Carefull, a service and application for monitoring and protecting the finances and personal data of loved ones, this week announced a partnership with Cetera Financial Group, which provides the firm’s advisors approved access to use the technology.
The application was created for the estimated 45 million caregivers of those 55 and over who are in need of help in preventing elder fraud, financial mistakes and identity theft.
First introduced in February 2021, Carefull has continued to add features and combines transaction data (using account aggregation through Plaid) and financial behavior monitoring, family communication and even educational content into one place.
Through analytics and machine learning on the application’s back end, any suspicious transactions or behaviors, whether a large unexpected payment, a provider that is new or unknown to caregivers or bills being paid twice, (among other things being watched for) are tagged and an alert is sent to the “circle of care.” The network can then securely discuss and decide the actual danger or lack thereof in the activity.
To start, the client themselves or a close designated family member would set up the Carefull account by securely entering financial or other account credentials, and invite a selected group of caregivers into the circle of care. Those added to the circle have view-only access to alerts and warnings and cannot access the accounts themselves through Carefull.
The cost for Cetera advisors is $125 a month ($1,500 per seat for an annual subscription), which allows an advisor to add up to 100 users. Special rates are also available for adding teams are available as well according to co-founder Todd Rovak.
Non-Cetera advisors interested in the application or sharing it with clients can find much more information on the Carefull website including pricing for individuals as well as helpful FAQs and other content including how to have the sometimes difficult discussions around getting help as we age.
This is not the first big partnership for Carefull, which announced a similar one with Nationwide Insurance in March.
Catchlight Integrates with Wealthbox
The prospect analysis and lead-conversion provider Catchlight already had an integration with the popular CRM provider Redtail (now part of Orion). This week, the startup announced its integration with another popular CRM: Wealthbox.
The lead-evaluation tool was born out of the Fidelity Labs startup incubator and remains a subsidiary of the firm. The tool uses data gleaned from five public or publicly available for-profit databases to help determine which leads have a greater likelihood of becoming full-fledged clients. The technology even applies a Catchlight Score of one to 100 to prfioritize leads for advisors and help determine the likelihood of their becoming a client.

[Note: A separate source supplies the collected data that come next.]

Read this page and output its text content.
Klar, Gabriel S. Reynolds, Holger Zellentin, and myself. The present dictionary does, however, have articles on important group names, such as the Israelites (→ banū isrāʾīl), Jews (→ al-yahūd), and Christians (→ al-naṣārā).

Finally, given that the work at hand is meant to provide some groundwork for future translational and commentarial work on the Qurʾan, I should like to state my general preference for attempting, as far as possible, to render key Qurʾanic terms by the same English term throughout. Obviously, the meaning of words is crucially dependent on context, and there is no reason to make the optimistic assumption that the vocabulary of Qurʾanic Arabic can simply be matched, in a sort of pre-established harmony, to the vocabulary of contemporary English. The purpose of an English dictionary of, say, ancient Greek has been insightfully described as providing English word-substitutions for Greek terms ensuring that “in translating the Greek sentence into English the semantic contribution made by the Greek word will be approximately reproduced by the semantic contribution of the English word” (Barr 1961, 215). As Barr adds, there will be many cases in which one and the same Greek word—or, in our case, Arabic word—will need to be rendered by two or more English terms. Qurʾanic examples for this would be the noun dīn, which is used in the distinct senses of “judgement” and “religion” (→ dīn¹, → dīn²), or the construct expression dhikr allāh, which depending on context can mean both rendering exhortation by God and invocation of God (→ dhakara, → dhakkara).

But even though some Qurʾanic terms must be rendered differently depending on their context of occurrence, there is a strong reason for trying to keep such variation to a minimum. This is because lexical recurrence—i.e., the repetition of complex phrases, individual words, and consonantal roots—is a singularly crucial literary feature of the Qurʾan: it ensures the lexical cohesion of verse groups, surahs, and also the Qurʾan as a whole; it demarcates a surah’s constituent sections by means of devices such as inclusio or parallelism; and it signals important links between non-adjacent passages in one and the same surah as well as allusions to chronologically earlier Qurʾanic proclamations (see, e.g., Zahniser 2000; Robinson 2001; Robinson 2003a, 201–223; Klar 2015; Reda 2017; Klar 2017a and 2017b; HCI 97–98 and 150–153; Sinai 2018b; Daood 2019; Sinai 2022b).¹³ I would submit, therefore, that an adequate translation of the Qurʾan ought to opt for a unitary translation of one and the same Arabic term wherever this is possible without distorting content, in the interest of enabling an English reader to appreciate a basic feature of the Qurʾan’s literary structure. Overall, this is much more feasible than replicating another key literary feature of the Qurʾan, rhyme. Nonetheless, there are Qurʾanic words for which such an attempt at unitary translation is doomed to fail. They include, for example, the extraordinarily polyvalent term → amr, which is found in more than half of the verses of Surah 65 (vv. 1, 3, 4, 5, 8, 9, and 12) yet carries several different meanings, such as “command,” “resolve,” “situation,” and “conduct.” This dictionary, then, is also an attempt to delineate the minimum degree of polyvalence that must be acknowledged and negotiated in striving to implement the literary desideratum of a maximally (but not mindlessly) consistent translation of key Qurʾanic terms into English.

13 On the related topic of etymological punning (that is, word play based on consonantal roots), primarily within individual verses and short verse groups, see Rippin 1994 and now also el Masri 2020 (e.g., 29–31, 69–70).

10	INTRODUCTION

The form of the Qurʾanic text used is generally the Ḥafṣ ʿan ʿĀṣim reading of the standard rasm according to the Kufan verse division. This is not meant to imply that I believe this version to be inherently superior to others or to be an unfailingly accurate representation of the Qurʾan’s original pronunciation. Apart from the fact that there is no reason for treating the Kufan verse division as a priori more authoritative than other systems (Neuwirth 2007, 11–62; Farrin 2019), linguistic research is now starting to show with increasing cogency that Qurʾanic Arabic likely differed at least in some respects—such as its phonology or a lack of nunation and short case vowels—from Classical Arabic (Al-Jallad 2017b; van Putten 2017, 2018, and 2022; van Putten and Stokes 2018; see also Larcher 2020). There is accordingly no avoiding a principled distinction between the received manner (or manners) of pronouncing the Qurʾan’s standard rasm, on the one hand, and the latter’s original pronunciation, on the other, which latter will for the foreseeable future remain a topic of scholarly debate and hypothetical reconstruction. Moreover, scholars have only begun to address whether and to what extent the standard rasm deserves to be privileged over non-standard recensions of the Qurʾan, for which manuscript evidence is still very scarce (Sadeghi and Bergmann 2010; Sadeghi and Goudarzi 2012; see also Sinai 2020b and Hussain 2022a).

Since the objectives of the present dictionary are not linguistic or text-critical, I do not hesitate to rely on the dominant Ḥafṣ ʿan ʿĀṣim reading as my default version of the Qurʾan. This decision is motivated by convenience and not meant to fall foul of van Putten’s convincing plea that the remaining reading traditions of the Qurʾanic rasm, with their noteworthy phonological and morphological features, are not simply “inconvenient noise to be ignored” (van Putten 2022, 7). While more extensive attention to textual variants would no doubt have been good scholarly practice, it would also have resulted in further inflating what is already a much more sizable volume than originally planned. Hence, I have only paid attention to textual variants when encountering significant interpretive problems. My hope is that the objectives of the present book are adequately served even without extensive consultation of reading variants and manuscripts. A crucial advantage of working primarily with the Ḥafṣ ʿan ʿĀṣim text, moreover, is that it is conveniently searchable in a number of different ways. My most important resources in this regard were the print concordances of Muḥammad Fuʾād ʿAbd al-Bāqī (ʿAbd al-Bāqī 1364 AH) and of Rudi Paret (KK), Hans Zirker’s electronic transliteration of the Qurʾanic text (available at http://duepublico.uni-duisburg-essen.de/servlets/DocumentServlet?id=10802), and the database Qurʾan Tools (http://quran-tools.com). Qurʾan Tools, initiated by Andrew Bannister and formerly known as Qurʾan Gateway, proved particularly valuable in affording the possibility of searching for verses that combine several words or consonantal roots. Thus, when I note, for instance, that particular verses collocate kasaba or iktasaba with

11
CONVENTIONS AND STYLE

With the new integration, Catchlight synchronizes prospects and data in Wealthbox that it brings in from external databases to enrich profiles with financial attributes that range from estimated investable assets, income range, other financial holdings as well as personal interests and hobbies.
During a recent demo and interview, Daniel Gilmartin, who heads up marketing at Catchlight, said the application is ultimately about helping advisors take data insights and convert them into actions.
“It is about helping them decide who to call and what to pitch next and it will work as easily for a multi-billion AUM RIA as a $10 million AUM solo practitioner,” he said.
Advisors using the Wealthbox platform that want to learn more can join an upcoming webinar.
Redtail Imaging Gets a New Interface and Other Features
Orion’s Redtail Technology, the popular client relationship management application for advisors, announced major enhancements to its Imaging product, which provides compliant document storage. Among the improvements are additional capabilities across operating systems, as well as new licensing options and a new user interface.
Firms can now upload and download files in bulk directly from the web-based imaging application without the need for bridge software, which was required in the past.
The upgrade now provides for full compatibility for macOS users, as well as an archive feature that allows users to restore deleted files.
In terms of licensing options, the new entry-level offering provides up to 200GB of storage while the enterprise license has expanded to up to 1TB of storage. A free trial is now available for Redtail Imaging too.
TIFIN AMP Announced
On Tuesday TIFIN announced AMP, a proprietary and integrated platform that combines and helps manage the marketing, data science and sales enablement assets for asset management firms and help remove distribution friction.
AMP, which is short for asset management platform, is an “interconnected AI-powered software as a service platform that integrates data from marketing and awareness activities, CRM information and other data feeds, to generate actionable signals to fuel lead generation, qualification, nurturing and optimization in a firm’s sales efforts,” according to a statement.
“By consolidating intelligence from marketing, practice management, and CRM data, we are able to provide asset management firms real-time precision in the impact of their distribution efforts and help them uncover new insights and opportunities,” said Jack Swift, TIFIN’s president and chief revenue officer, in the statement.
TIFIN has evolved from its roots as a startup incubator and holding company with more than a dozen businesses and has morphed and combined several of those into TIFIN Wealth, a platform for advisors, wealth managers, and other intermediaries that combines several tools and features. It also operates Magnifi, an intelligent search-powered marketplace for investments, among other offerings.
The firm has had its ups and downs this year, having announced the close of its $109 million Series D funding round in May, followed by belt-tightening in June that included laying off 10% of its staff, mostly in sales, and asking top executives to take pay cuts.
If the name AMP sounds familiar to some advisors, it could be because Fidelity rolled out a product they called AMP back in 2019, which stands for automated managed platform and was co-developed with eMoney.